The assumption was always there that Aidan Hutchinson was going to be a Wolverine.
Early on in the process however, his father, Chris Hutchinson, a former captain at Michigan, told his son that wherever he decided was the best college for him, he would have his dad's support. Dad lived up to those words and the family visited many schools including Michigan State, Notre Dame and Ohio State, three of Michigan's biggest rivals.
When the dust settled, however, Aidan's lifelong familiarity and love for the school where his father played at led him to follow in those footsteps and on Tuesday, they drove up to Ann Arbor and committed to Jim Harbaugh and the Wolverines.
"I looked at all the schools and Michigan always been up there for me, but I was trying to see what other schools were out there and none compared to Michigan," Hutchinson said.
The commitment was very well received, especially in the aftermath of a visit to South Bend just the day before.
"I immediately felt like a part of the family. When I told Coach Harbaugh, he was ecstatic. Coach Mattison was with me too. Then when I walked into the hallway, it was like all the coaches were out there. It was a huge celebration."
Hutchinson stands 6-foot-6, 245 pounds. That is up from the 6-foot-4, 220 pounds he was when Michigan offered almost a year ago. He had 11 sacks at that size during the fall and his combination of physical skills, intangibles and growth potential has the Wolverine defensive staff excited about what he could be.
"Right after told them I was committing, we had a little defensive meeting with Coach Brown and Coach Mattison about where I would be playing and they said it would be one of their defensive ends, they don't know which one yet because of how my body will grow but it will be either a five-tech or a six-tech."
The Hutchinsons continued to attend Michigan games even after Chris was done playing. As a result, Aidan has some very early memories of The Big House.

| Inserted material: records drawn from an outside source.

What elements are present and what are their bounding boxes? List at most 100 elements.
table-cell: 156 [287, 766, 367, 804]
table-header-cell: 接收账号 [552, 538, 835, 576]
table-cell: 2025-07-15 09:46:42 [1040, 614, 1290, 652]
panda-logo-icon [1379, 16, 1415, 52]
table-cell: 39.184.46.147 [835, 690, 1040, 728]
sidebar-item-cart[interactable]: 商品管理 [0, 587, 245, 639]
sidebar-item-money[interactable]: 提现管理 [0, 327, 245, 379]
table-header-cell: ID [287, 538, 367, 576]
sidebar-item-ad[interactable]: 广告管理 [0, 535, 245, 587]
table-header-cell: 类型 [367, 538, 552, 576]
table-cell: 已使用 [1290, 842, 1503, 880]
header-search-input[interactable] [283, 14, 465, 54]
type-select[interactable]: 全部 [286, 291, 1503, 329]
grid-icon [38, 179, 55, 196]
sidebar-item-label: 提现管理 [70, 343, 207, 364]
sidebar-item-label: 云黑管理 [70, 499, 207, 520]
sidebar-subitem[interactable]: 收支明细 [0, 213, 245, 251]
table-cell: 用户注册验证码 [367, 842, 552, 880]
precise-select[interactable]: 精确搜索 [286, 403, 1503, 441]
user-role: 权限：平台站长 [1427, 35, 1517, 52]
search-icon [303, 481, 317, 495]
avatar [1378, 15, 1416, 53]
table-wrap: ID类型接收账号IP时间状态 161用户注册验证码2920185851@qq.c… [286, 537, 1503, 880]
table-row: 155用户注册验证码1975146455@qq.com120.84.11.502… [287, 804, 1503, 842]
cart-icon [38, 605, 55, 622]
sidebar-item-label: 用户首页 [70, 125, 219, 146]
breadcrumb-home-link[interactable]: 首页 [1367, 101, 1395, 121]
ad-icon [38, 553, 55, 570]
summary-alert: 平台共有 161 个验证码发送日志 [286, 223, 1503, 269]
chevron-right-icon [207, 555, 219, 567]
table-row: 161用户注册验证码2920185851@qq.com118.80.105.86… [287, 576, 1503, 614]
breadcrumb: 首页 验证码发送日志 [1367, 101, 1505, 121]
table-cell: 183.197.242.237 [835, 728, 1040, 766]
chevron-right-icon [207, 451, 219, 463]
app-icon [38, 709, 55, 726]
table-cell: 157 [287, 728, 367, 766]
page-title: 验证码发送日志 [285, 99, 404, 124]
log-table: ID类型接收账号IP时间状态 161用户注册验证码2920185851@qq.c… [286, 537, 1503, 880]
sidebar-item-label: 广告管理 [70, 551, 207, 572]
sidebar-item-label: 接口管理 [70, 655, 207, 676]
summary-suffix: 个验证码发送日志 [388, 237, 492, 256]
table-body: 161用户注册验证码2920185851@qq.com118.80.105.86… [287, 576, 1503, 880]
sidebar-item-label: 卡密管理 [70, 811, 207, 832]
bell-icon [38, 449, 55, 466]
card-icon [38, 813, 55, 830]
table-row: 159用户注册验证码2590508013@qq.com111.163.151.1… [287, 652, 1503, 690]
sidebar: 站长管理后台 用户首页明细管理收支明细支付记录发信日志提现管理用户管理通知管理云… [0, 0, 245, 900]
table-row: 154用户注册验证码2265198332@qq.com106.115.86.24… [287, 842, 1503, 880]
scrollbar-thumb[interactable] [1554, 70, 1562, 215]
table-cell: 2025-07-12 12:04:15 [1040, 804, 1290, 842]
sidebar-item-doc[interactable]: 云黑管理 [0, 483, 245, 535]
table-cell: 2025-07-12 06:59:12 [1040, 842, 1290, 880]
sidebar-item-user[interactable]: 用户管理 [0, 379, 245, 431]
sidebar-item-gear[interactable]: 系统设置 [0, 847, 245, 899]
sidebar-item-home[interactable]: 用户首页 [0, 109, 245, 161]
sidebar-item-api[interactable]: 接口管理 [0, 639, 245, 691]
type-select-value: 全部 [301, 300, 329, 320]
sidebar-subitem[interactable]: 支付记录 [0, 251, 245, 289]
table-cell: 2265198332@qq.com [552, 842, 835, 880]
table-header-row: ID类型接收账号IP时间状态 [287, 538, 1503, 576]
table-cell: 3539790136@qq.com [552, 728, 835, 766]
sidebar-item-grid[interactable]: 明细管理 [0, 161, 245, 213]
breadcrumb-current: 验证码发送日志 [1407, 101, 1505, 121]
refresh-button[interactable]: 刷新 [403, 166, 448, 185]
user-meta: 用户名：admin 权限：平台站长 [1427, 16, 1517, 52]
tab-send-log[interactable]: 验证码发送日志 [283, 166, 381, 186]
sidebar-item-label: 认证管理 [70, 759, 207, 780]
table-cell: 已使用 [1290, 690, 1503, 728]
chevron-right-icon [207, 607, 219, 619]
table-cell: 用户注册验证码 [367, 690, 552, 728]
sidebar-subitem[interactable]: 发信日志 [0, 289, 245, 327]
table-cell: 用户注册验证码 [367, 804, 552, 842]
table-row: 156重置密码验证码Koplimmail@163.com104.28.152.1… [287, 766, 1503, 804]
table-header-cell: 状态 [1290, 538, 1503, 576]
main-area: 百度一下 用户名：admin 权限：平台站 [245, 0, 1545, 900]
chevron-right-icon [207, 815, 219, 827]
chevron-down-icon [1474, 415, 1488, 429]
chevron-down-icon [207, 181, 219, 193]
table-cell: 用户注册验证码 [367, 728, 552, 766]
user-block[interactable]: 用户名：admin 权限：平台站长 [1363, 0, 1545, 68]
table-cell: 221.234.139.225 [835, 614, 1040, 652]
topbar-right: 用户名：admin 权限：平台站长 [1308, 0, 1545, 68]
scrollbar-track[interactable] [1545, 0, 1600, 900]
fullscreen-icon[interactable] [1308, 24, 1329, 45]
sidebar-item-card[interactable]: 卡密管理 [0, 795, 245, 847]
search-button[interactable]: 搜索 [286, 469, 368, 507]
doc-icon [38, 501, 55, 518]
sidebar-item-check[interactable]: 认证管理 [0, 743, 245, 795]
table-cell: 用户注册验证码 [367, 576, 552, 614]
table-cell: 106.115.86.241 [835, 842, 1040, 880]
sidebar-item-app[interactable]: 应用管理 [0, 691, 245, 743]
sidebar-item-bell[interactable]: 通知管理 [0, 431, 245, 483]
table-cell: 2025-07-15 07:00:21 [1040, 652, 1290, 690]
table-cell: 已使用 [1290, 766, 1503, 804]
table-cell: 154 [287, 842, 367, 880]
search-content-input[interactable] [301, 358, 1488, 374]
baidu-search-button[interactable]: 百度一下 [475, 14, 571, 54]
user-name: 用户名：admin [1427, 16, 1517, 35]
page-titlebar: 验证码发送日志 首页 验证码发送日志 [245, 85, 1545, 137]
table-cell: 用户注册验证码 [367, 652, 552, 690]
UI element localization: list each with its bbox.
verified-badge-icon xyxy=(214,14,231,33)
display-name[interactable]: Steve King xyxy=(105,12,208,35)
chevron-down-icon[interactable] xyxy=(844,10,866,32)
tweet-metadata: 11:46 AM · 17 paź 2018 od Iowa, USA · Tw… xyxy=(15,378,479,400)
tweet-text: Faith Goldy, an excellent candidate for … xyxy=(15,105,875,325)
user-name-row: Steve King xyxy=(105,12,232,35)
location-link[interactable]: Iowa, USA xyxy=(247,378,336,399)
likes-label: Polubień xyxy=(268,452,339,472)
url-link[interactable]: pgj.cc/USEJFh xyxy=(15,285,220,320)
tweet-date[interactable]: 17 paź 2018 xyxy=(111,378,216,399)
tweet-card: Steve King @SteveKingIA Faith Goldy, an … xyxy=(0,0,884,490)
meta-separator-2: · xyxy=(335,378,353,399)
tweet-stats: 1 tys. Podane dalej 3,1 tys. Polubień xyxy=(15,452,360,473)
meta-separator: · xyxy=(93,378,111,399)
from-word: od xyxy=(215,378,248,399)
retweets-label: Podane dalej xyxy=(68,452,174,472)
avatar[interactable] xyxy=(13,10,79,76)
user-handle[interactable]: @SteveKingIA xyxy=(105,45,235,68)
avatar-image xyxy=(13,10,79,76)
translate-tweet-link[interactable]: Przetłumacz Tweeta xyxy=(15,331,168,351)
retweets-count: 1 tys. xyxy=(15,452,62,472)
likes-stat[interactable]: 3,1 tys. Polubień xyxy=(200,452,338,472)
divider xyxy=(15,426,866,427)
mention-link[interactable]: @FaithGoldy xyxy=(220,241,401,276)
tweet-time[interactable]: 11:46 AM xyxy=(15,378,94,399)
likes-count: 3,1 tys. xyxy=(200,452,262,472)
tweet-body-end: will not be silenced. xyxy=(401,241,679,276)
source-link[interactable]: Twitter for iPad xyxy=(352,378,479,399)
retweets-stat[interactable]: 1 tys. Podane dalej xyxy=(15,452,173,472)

"It goes back a long way. I've been going to games ever since I was little with my dad. I remember visiting for a game when I was nine when they were honoring my dad as a captain."
In about 18 months, he will run through the same tunnel and touch the same banner his father did, wearing the same winged helmet, and although he still has unfinished business at Divine Child this fall, that future in Ann Arbor is visible on the horizon.
"That's going to be something else, a special moment, one I've been dreaming about since I was a little kid. Just thinking about it now gets me excited and I can't wait to start there."